What is the mechanism of action and use of Zolgensma (onasemnogene abeparvovec)?

From the Guidelines

Zolgensma (onasemnogene abeparvovec) is a gene therapy medication that works by delivering a functional copy of the human SMN1 gene to motor neuron cells, thereby enabling the production of the survival motor neuron (SMN) protein that is deficient in spinal muscular atrophy (SMA) patients. Its mechanism of action involves using a non-replicating adeno-associated virus vector (AAV9) to cross the blood-brain barrier and enter motor neurons, where the functional SMN1 gene is expressed 1. This therapy is used to treat SMA, a rare genetic neuromuscular disorder caused by mutations in the SMN1 gene. Some key points about Zolgensma include:

• It is administered as a one-time intravenous infusion at a dose of 1.1 × 10^14 vector genomes per kilogram of body weight, typically over about 60 minutes 1.
• It is approved for children under 2 years of age with SMA, with best results seen when administered before symptom onset or early in disease progression 1.
• The therapy helps prevent further motor neuron degeneration but cannot reverse damage that has already occurred, making early treatment crucial 1.
• Patients require liver function monitoring before and after treatment, as transaminase elevations are a common side effect 1.
• Corticosteroids are typically administered before and after infusion to manage potential immune responses to the viral vector 1. Zolgensma is one of the approved nucleic acid therapies, which also include other products such as Onpattro, Spinraza, and Luxturna, each with its own unique formulation strategy, such as chemical modification, covalent conjugation, encapsulation in lipid nanoparticles, or delivery using adeno-associated viral vectors 1.

From the FDA Drug Label

Onasemnogene abeparvovec is a recombinant AAV9-based gene therapy designed to deliver a copy of the gene encoding the human SMN protein.
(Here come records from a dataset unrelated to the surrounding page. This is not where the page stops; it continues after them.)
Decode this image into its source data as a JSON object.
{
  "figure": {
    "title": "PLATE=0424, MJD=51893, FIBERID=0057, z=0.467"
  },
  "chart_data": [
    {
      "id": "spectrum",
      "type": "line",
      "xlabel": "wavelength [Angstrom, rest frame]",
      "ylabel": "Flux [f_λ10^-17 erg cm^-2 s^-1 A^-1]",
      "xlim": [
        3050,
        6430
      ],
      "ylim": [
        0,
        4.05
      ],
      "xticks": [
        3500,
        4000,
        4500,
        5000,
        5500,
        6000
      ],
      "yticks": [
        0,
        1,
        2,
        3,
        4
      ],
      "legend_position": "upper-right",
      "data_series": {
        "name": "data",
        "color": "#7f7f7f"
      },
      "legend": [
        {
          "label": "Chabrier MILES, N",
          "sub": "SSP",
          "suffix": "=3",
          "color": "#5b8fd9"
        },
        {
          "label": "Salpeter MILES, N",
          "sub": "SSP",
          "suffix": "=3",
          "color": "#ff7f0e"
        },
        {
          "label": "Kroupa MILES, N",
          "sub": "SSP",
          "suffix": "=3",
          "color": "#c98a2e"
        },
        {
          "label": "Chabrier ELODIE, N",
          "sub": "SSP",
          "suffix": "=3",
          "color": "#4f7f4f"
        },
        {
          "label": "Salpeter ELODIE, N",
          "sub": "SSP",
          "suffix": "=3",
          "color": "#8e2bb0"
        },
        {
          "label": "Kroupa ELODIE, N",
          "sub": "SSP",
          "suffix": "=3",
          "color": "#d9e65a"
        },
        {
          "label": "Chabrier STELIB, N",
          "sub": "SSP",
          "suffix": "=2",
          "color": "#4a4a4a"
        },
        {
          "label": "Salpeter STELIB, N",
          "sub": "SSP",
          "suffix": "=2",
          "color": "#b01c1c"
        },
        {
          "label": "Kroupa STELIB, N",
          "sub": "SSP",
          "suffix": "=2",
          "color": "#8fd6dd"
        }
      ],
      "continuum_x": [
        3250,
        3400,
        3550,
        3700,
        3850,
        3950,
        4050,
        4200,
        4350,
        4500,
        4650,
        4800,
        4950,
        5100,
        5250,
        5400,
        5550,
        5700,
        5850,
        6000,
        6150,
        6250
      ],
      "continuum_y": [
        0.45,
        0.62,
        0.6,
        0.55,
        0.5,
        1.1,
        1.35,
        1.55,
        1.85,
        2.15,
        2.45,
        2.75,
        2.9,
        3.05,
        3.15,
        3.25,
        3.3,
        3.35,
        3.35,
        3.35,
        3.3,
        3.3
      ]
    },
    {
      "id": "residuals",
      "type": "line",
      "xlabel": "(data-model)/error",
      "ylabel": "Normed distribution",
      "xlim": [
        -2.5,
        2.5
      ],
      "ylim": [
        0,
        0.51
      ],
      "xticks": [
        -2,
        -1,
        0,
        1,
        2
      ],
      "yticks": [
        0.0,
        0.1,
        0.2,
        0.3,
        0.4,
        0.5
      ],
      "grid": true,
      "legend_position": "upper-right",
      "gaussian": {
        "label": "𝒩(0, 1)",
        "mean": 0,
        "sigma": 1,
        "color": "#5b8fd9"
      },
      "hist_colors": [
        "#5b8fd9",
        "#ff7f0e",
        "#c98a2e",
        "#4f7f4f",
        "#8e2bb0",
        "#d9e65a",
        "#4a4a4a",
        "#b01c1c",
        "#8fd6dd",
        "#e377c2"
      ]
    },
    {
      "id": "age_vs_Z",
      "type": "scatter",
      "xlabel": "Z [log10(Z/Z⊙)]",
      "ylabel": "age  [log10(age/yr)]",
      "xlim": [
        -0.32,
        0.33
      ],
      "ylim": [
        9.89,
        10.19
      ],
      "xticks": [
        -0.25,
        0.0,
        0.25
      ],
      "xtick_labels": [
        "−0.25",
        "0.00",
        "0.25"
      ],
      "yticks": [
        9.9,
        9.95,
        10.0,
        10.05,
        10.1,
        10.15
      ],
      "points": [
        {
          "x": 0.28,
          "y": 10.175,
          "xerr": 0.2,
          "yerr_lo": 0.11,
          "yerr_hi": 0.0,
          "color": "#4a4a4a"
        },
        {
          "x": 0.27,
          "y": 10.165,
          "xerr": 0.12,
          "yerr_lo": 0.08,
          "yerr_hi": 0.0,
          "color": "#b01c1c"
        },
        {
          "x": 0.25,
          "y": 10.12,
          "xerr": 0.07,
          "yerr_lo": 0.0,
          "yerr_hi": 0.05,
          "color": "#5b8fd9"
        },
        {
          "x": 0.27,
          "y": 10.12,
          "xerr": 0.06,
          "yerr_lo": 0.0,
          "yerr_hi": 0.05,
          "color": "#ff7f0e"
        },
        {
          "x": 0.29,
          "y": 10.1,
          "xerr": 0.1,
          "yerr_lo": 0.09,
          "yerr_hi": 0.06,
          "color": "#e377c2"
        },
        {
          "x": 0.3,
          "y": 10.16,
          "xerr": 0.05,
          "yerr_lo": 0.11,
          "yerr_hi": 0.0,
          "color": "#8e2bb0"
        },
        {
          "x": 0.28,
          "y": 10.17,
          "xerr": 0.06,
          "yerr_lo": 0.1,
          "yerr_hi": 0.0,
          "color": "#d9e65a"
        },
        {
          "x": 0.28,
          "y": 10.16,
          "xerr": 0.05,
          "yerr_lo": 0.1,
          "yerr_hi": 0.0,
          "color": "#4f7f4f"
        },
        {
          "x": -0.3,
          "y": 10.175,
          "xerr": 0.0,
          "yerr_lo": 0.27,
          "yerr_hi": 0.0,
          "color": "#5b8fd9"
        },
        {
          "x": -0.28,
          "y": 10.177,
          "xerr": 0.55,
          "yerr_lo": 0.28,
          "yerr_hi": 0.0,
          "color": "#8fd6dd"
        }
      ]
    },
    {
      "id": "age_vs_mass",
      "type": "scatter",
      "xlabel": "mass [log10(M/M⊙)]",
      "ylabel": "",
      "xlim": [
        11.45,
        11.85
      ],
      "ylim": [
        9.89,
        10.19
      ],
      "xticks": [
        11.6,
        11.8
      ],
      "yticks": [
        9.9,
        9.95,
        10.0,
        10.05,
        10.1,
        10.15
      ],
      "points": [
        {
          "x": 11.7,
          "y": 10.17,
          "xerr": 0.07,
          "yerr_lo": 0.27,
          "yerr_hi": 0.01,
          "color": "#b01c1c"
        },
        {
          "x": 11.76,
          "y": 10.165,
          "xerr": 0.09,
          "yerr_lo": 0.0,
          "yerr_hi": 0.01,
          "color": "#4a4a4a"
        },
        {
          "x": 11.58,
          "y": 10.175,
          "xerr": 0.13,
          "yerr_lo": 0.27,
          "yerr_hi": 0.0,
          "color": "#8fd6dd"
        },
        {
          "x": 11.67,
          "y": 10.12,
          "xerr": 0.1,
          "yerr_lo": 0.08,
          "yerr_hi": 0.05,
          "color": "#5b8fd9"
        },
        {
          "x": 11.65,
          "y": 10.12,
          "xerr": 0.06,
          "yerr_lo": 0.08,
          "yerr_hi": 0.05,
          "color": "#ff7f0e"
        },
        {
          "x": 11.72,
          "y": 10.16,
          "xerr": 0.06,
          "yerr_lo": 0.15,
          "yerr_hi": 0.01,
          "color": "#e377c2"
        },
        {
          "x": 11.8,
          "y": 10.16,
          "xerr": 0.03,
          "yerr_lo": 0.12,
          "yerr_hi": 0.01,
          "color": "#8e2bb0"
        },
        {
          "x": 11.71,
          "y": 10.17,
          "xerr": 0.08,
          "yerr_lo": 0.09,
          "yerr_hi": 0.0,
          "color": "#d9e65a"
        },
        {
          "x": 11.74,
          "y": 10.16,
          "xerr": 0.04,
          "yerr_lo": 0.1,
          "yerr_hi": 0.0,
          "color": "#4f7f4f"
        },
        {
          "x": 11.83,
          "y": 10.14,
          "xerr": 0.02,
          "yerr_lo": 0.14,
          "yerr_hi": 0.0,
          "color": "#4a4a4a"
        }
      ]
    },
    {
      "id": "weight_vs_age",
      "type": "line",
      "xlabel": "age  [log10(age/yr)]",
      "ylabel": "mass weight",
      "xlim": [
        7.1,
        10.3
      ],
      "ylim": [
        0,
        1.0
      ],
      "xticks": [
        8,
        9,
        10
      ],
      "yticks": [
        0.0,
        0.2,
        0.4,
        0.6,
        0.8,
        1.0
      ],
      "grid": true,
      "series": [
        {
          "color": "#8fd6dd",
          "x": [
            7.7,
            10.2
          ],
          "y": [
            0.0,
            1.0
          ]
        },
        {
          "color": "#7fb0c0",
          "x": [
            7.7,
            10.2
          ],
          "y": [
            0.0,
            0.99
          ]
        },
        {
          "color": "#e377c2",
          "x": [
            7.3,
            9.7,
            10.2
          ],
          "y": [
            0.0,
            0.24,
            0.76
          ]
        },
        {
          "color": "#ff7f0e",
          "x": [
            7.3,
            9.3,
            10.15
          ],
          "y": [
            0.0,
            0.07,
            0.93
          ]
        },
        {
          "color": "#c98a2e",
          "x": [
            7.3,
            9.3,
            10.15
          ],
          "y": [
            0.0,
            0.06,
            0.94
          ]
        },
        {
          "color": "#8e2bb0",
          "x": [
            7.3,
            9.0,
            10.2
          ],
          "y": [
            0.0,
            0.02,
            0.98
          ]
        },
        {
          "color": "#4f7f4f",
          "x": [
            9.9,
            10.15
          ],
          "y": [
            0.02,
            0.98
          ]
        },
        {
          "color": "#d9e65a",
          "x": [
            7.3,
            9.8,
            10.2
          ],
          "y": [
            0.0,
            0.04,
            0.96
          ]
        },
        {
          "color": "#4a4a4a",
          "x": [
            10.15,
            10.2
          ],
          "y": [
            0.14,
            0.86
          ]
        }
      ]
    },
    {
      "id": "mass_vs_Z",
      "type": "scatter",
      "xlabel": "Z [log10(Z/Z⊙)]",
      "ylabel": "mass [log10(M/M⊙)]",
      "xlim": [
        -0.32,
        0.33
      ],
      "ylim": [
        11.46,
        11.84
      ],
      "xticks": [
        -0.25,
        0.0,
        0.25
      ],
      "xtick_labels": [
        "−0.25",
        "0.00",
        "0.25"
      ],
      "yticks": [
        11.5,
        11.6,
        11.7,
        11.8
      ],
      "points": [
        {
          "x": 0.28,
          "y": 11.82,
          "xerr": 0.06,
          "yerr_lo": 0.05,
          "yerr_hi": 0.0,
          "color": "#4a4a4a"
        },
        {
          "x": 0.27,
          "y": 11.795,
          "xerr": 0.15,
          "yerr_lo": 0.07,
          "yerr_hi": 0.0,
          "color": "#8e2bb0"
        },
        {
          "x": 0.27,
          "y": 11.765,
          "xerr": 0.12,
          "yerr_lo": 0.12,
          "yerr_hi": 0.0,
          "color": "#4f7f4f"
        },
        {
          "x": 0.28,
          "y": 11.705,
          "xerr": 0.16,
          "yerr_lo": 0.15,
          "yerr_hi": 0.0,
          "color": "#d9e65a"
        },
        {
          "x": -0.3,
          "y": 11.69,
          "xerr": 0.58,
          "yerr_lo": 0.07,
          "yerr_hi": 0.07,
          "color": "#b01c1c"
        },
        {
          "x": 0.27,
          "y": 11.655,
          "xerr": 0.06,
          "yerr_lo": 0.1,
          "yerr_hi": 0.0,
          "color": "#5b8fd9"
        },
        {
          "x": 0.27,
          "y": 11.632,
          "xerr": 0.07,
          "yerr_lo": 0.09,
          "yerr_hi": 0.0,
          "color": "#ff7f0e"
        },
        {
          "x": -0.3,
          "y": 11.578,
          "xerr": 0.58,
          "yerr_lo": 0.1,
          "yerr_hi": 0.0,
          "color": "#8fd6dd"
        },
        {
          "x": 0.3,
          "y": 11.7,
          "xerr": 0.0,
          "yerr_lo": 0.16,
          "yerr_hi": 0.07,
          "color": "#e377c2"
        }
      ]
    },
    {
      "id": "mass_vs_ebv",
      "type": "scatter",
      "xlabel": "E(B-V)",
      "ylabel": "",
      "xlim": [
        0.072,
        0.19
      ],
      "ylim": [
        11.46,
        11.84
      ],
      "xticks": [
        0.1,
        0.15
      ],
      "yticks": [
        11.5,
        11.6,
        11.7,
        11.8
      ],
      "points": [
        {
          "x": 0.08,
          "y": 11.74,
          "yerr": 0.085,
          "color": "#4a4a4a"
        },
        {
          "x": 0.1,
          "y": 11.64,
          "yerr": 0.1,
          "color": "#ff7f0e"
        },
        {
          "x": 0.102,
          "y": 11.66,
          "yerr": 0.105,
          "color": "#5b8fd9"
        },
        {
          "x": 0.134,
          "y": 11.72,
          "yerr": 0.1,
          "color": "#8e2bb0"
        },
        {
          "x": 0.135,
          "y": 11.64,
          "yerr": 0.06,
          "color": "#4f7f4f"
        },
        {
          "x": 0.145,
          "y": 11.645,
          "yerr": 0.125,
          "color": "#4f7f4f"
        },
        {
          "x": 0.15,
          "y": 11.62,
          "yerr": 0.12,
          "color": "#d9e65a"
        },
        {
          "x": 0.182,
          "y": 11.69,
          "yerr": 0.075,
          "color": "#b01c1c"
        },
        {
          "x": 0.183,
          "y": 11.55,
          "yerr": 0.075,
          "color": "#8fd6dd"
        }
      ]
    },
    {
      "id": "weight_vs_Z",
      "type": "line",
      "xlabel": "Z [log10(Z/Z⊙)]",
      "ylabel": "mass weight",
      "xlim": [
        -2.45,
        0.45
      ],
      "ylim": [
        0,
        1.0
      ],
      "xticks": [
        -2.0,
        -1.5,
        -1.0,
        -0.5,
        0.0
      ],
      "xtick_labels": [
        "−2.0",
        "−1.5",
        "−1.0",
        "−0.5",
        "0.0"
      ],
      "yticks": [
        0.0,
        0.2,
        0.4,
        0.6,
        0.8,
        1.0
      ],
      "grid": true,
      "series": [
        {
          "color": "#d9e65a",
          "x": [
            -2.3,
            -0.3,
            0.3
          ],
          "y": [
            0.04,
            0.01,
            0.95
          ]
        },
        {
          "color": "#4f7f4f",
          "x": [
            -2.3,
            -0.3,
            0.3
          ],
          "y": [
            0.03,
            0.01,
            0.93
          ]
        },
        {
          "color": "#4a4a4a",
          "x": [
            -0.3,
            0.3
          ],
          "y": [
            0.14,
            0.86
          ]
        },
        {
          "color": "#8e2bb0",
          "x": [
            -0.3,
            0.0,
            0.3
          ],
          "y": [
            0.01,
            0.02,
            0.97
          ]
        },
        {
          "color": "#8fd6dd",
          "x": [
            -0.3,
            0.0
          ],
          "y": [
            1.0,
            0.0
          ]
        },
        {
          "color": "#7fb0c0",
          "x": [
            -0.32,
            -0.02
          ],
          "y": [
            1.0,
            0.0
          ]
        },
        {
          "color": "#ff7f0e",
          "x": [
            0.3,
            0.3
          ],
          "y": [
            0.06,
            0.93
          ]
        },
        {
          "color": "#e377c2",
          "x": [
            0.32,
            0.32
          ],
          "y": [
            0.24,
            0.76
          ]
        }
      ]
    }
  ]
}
SMA is caused by a bi-allelic mutation in the SMN1 gene, which results in insufficient SMN protein expression Intravenous administration of ZOLGENSMA that results in cell transduction and expression of the SMN protein has been observed in two human case studies

The mechanism of action of Zolgensma (onasemnogene abeparvovec) is to deliver a copy of the gene encoding the human SMN protein to treat Spinal Muscular Atrophy (SMA), which is caused by a bi-allelic mutation in the SMN1 gene. The use of Zolgensma is for the treatment of SMA. 2 2

From the Research

Mechanism of Action

• Onasemnogene abeparvovec (Zolgensma) is a one-time gene therapy designed to address the genetic root cause of spinal muscular atrophy (SMA) by replacing the function of the missing or nonworking SMN1 gene via an adeno-associated AAV9 viral vector 3, 4.
• The therapy delivers a functional copy of the human survival motor neuron (SMN) gene to motor neuron cells, which produces SMN protein, responsible for the maintenance and function of motor neurons 4.
• The SMN protein deficiency is the root cause of SMA, and treatment strategies revolve around increasing SMN protein production 5.

Uses

• Onasemnogene abeparvovec is approved for the treatment of SMA patients <2 years of age, including presymptomatic patients with a genetic diagnosis 3, 6.
• The therapy has been shown to improve event-free survival, motor function, and motor milestone outcomes in patients with SMA, with these improvements maintained over the longer term (up to a median of ≈ 5 years) 4.
• Onasemnogene abeparvovec has also been associated with rapid age-appropriate achievement of motor milestones and improvements in motor function in children with pre-symptomatic SMA, indicating the benefit of early treatment 4.
• The therapy is administered through a single intravenous infusion, and patients must be negative for elevated anti-AAV9 antibodies 3.

Adverse Effects

• The most commonly observed adverse effects after treatment were elevated liver enzymes, which often resolved with a course of prednisolone, and vomiting 3.
• Hepatotoxicity is a known risk that can generally be mitigated with prophylactic prednisolone 4, 7.
• Other potential adverse events include thrombotic microangiopathy, and recommendations for prednisolone tapering and monitoring are described 7.